Saw these images and the following post on Facebook yesterday from the National Weather Service. Eventually, this made me really giddy:
“Keen observers of our radar data probably noticed some fairly high returns moving south over southern Illinois and central Missouri. High differential reflectivity values as well as low correlation coefficient values indicate these are most likely biological targets. High differential reflectivity indicates these are oblate targets, and low correlation coefficient means the targets are changing shape. We think these targets are Monarch butterflies. A Monarch in flight would look oblate to the radar, and flapping wings would account for the changing shape! NWS St. Louis wishes good luck and a safe journey to these amazing little creatures on their long journey south!”

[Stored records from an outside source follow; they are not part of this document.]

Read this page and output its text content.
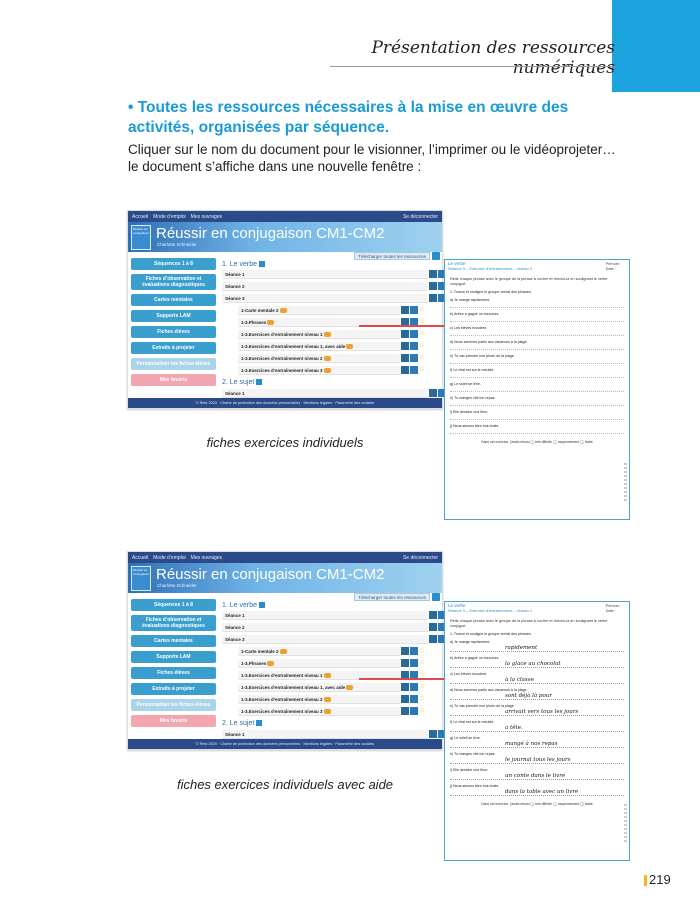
Présentation des ressources numériques
• Toutes les ressources nécessaires à la mise en œuvre des activités, organisées par séquence.
Cliquer sur le nom du document pour le visionner, l’imprimer ou le vidéoprojeter…
le document s’affiche dans une nouvelle fenêtre :
Accueil Mode d’emploi Mes ouvrages	Se déconnecter
Réussir en conjugaison Réussir en conjugaison CM1-CM2
Charlotte Schneider
Séquences 1 à 8
Fiches d’observation et évaluations diagnostiques
Cartes mentales
Supports LAM
Fiches élèves
Extraits à projeter
Personnaliser les fiches élèves
Mes favoris
Télécharger toutes les ressources
1. Le verbe
Séance 1
Séance 2
Séance 3
1-Carte mentale 2	☆
1-3.Phrases	☆
1-3.Exercices d’entraînement niveau 1	☆
1-3.Exercices d’entraînement niveau 1, avec aide	☆
1-3.Exercices d’entraînement niveau 2	☆
1-3.Exercices d’entraînement niveau 3	☆
2. Le sujet
Séance 1
© Retz 2020 · Charte de protection des données personnelles · Mentions légales · Paramètre des cookies
fiches exercices individuels
Le verbe
Séance 3 – Exercice d’entraînement – niveau 1
Prénom :
Date :
Relie chaque phrase avec le groupe de la phrase à cocher et réécris-la en soulignant le verbe conjugué.
1. Trouve et souligne le groupe verbal des phrases.
a) Je mange rapidement.
b) Arthur a gagné un concours.
c) Les élèves écoutent.
d) Nous sommes partis aux vacances à la plage.
e) Tu vas prendre une photo de la plage.
f) Le chat est sur le meuble.
g) Le soleil se lève.
h) Tu manges vite ton repas.
i) Elle dessine une fleur.
j) Nous aimons bien nos chats.
Dans cet exercice, j’avais réussi ◯ très difficile ◯ moyennement ◯ facile
Accueil Mode d’emploi Mes ouvrages	Se déconnecter
Réussir en conjugaison Réussir en conjugaison CM1-CM2
Charlotte Schneider
Séquences 1 à 8
Fiches d’observation et évaluations diagnostiques
Cartes mentales
Supports LAM
Fiches élèves
Extraits à projeter
Personnaliser les fiches élèves
Mes favoris
Télécharger toutes les ressources
1. Le verbe
Séance 1
Séance 2
Séance 3
1-Carte mentale 2	☆
1-3.Phrases	☆
1-3.Exercices d’entraînement niveau 1	☆
1-3.Exercices d’entraînement niveau 1, avec aide	☆
1-3.Exercices d’entraînement niveau 2	☆
1-3.Exercices d’entraînement niveau 3	☆
2. Le sujet
Séance 1
© Retz 2020 · Charte de protection des données personnelles · Mentions légales · Paramètre des cookies
fiches exercices individuels avec aide
Le verbe
Séance 3 – Exercice d’entraînement – niveau 1
Prénom :
Date :
Relie chaque phrase avec le groupe de la phrase à cocher et réécris-la en soulignant le verbe conjugué.
1. Trouve et souligne le groupe verbal des phrases.
a) Je mange rapidement.
rapidement
b) Arthur a gagné un concours.
la glace au chocolat
c) Les élèves écoutent.
à la classe
d) Nous sommes partis aux vacances à la plage.
sont déjà là pour
e) Tu vas prendre une photo de la plage.
arrivait vers tous les jours
f) Le chat est sur le meuble.
a tête.
g) Le soleil se lève.
mangé à nos repas
h) Tu manges vite ton repas.
le journal tous les jours
i) Elle dessine une fleur.
un conte dans le livre
j) Nous aimons bien nos chats.
dans la table avec un livre
Dans cet exercice, j’avais réussi ◯ très difficile ◯ moyennement ◯ facile
219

I say “eventually” because I had to read this post about ten times to figure out what it was saying. Is it an oversimplification to summarize and say that satellite data shows monarchs heading out-of-town? This is the coolest thing ever.
For whatever reason, the thought of these lovely creatures passing through town brought the phrase “traveling mercies” to mind.
“Traveling Mercies,” the old people at our church…say when one of us goes off for a while. Traveling mercies: love the journey, God is with you, come home safe and sound.” — Anne Lamott, Traveling Mercies
Traveling mercies, pretty fellas. And thank you for giving us more reasons to love our own journey.